Clint Eastwood's latest continues his trend of subpar movies. His, along with actor - and fellow producer - Bradley Cooper's vanity project is a Left politico film - bordering on propaganda -disguised as an unintelligent, appeal-to-the-masses, mediocre to poor war film/biopic that is all bravura with no soul.
Eastwood's directorial downward trend started from Grand Torino, and cemented with Hereafter, but even Hereafter - for all its preposterousness - had more redeeming factors than this heartless, cold and uneven film. It is hard to believe it is the same director who gave us the brilliant and balanced war films Flags of our Fathers and Letters from Iwo Jima. As a war film American Sniper pales in comparison to recent films like The Hurt Locker, Zero Dark Thirty, Black Hawk Down and Saving Private Ryan; and as a film exploring PTSD, it barely cleared the topsoil (catch Jim Sheridan's criminally under-watched Brothers starring Tobey Maguire, Jake Gyllenhaal and Natalie Portman to see PTSD done right).
There were some moments through the 132 minutes that Eastwood did do right, but mainly it was more in heightening the tension than anything else.
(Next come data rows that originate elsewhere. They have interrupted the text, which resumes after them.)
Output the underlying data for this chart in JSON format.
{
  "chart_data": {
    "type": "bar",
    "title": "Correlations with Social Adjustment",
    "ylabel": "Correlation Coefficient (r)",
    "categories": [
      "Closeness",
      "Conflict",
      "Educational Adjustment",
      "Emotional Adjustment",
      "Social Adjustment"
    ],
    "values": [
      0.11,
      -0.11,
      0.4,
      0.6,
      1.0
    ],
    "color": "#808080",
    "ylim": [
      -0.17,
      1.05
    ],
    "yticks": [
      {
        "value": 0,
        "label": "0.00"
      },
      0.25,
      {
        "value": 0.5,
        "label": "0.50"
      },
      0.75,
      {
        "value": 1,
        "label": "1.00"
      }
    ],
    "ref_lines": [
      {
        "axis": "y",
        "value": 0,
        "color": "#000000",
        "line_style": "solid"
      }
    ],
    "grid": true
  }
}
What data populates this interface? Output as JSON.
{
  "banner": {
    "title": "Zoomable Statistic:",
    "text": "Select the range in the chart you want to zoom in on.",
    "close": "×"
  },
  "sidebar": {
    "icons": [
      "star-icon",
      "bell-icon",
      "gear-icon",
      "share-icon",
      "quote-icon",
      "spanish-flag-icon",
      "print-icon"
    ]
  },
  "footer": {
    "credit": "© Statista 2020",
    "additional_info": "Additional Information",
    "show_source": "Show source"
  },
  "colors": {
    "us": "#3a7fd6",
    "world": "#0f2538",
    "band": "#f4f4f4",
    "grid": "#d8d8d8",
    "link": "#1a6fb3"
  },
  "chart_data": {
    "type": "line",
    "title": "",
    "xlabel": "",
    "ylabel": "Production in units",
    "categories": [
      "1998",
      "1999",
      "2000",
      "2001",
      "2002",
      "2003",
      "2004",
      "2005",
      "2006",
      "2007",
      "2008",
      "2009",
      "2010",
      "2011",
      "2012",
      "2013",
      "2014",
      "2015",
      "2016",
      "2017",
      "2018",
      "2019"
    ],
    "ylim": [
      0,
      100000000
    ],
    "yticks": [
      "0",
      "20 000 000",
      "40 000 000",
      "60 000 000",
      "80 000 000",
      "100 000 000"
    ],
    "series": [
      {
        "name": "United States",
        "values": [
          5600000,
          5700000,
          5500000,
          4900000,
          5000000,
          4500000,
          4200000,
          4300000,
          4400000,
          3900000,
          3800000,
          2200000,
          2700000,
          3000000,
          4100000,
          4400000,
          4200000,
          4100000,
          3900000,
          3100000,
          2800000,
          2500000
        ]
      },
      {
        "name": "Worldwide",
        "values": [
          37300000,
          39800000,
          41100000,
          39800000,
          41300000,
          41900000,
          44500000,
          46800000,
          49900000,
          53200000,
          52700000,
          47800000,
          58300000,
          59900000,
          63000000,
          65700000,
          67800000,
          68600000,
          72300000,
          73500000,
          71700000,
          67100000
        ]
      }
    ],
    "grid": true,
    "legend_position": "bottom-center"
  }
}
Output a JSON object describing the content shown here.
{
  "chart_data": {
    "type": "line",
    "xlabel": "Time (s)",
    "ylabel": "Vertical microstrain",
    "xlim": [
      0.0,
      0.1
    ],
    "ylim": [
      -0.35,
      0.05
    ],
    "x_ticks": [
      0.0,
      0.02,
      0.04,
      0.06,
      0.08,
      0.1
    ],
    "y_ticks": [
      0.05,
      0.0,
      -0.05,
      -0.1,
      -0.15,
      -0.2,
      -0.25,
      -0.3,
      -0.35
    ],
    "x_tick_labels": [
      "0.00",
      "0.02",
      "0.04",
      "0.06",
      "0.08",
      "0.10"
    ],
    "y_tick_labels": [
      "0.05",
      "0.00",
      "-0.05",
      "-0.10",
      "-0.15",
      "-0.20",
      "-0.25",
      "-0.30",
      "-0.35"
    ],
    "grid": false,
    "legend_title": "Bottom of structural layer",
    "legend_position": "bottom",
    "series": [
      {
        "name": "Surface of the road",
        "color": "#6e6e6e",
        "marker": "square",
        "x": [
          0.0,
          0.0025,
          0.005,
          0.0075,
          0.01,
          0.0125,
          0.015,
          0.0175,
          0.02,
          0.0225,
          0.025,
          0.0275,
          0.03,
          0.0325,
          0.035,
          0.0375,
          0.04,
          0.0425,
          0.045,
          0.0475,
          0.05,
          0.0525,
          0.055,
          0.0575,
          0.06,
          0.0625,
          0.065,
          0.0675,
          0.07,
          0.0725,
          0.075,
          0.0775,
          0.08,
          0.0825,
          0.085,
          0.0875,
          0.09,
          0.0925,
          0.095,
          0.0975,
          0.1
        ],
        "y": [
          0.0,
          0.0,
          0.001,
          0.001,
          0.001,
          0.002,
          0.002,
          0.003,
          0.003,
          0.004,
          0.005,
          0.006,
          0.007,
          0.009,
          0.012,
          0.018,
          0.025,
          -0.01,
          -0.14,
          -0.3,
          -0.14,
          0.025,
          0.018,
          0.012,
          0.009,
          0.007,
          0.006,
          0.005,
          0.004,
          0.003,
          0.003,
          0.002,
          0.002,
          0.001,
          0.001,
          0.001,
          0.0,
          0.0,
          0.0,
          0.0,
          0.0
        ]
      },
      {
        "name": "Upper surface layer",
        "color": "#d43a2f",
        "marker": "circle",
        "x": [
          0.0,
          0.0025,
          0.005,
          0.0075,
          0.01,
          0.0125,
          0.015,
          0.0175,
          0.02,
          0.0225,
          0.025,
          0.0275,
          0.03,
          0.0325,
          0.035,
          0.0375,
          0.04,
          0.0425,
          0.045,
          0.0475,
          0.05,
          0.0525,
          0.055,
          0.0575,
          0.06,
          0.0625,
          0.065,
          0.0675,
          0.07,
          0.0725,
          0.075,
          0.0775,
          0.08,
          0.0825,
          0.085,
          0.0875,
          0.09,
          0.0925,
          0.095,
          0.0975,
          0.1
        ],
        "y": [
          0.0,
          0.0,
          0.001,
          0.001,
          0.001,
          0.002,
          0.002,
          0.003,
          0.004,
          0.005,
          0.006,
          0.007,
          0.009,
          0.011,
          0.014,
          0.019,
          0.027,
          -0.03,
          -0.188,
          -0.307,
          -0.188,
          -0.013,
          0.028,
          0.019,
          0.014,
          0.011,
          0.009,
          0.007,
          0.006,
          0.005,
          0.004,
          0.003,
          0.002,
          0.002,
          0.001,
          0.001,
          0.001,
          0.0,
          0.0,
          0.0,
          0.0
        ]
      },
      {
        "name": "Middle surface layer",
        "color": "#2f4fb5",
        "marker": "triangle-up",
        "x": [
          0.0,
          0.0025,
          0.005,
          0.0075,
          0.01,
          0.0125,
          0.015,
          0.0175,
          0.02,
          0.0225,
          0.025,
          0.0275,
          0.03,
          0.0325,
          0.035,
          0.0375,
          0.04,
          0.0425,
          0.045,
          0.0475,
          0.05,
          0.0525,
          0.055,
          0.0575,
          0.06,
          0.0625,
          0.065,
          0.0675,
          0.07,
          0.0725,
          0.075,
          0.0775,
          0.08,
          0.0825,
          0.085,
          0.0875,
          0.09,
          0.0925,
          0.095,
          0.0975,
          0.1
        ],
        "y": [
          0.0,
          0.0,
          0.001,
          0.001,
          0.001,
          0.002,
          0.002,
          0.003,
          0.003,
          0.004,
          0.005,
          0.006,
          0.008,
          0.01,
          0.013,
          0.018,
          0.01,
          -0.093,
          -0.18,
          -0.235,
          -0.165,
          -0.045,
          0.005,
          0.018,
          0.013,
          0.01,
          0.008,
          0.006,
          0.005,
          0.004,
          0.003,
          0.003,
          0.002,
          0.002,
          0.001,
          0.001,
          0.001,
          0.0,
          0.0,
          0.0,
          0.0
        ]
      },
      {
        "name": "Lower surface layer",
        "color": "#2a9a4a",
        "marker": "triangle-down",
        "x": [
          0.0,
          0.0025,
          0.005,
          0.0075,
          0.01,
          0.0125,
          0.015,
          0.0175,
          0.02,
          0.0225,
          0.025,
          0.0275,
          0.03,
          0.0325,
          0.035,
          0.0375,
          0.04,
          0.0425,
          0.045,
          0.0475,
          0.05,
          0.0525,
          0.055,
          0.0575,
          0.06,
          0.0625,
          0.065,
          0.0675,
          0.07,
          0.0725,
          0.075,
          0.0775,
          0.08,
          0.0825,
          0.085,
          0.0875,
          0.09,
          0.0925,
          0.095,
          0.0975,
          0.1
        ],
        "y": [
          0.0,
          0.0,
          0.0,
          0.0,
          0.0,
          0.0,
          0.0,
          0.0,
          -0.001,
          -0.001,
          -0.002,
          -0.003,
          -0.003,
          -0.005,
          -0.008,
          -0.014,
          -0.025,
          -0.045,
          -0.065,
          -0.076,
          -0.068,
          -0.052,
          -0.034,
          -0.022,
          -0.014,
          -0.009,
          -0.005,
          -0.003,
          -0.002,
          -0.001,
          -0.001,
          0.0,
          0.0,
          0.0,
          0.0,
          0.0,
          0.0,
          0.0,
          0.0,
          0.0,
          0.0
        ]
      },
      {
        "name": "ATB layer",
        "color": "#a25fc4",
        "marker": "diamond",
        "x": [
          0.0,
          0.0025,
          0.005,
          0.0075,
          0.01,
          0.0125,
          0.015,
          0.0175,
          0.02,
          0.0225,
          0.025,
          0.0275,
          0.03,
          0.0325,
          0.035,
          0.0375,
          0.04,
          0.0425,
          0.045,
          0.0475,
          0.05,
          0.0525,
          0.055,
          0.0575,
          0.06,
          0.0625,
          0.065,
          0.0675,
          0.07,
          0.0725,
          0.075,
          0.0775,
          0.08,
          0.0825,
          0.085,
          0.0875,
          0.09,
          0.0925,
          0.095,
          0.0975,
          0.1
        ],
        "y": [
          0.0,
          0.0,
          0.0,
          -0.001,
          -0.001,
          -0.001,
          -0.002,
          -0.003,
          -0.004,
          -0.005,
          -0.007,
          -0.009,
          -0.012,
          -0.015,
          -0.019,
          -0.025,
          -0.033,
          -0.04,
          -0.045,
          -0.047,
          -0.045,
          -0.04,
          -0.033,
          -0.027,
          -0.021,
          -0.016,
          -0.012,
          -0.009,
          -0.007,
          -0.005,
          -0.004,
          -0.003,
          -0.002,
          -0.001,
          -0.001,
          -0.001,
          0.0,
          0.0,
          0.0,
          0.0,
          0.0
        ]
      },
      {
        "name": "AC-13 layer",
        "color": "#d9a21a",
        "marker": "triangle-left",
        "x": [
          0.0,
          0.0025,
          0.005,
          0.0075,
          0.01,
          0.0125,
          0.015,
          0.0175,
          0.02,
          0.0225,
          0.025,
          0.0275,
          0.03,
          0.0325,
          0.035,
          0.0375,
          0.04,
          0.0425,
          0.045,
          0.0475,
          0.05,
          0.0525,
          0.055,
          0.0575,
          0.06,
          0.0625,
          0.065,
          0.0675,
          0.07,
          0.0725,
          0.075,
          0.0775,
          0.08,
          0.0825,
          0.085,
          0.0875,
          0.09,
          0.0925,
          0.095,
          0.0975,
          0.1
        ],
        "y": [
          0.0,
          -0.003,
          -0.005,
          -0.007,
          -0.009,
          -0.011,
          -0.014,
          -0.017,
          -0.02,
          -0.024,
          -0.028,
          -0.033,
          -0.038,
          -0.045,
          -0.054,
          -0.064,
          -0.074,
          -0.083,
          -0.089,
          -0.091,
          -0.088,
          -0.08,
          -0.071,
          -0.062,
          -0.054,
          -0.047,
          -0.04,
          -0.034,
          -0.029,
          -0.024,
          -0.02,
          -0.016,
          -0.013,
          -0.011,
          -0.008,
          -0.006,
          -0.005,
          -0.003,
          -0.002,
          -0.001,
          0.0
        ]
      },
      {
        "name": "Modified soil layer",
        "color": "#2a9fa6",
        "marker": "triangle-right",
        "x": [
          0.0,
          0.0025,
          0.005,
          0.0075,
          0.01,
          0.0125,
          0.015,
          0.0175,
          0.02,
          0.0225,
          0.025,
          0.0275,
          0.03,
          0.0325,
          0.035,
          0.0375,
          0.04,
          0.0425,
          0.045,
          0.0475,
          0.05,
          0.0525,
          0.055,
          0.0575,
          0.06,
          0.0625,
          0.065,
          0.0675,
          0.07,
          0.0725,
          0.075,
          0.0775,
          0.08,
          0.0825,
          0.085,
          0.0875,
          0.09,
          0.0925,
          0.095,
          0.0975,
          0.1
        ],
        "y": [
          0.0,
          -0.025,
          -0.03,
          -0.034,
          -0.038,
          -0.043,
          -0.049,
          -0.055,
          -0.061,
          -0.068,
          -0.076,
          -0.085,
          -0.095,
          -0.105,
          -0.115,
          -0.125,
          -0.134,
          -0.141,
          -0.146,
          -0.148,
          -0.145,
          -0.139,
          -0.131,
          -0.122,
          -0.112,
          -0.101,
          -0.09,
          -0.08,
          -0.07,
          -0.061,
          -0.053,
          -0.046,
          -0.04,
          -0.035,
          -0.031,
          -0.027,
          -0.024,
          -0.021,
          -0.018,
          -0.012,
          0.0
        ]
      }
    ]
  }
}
And a great opening scene! However, all that good work was quickly erased by his persistent depiction of the enemies as one-dimensional stereotypes and the Americans as the archetypical near-invincible heroes. Yawn.
Then we have narrative issues. For biopics, compressing the timelines become an issue and Eastwood and this year's Oscar-nominated writer Jason Hall gave us the war highlights but lost the continuation and, most importantly, the heart of the story. We neither get to appreciate the camaraderie between the men at war, or the emotional ties at home. For the soldiers, we barely even knew most of them so it is hard to care about their survival or their mission(s); and you know something bad is going to happen when Hall and Eastwood decides to let a bit of backstory in. Lazy writing/directing. And with things at home, we are told what's happening and not shown. Lazy writing/directing again.
Like The Iron Lady or even this year's The Imitation Game, a great actor can make a lot of difference to a mediocre biopic. Putting it politely, Cooper - who is also a producer in this film - is not anywhere near that level, his two past (not very deserving, IMHO) Oscar nominations notwithstanding. A thousand yard stare does not a PTSD maketh. Jake Gyllenhaal was very definitely robbed! This is not saying that Cooper is not a good actor, there was one or two moments where he did do well, but just one or two. Moments. Not scenes. Even in the war zone, Cooper seemed to have only two modes: I am a sniper so I have to be calm and collected; and I am a fucking SEAL, see me go all Alpha shit. Yawn.
Cooper and Siena Miller had no chemistry. Poor Miller, she really was just a pretty vase here in an effective, but perfunctory role.
Tom Stern's cinematography had some good wide-angled landscaping shots but the urban and night warfare scenes were oddly lighted. Eastwood needs to stop meddling with the music of his films.
American Sniper is unlikely going to win any of its six Oscar nominations, but it goes to show what's the demographics of the voting Academy is like. Even just taking it as a movie, without any political connotations, it's still only really just mediocre.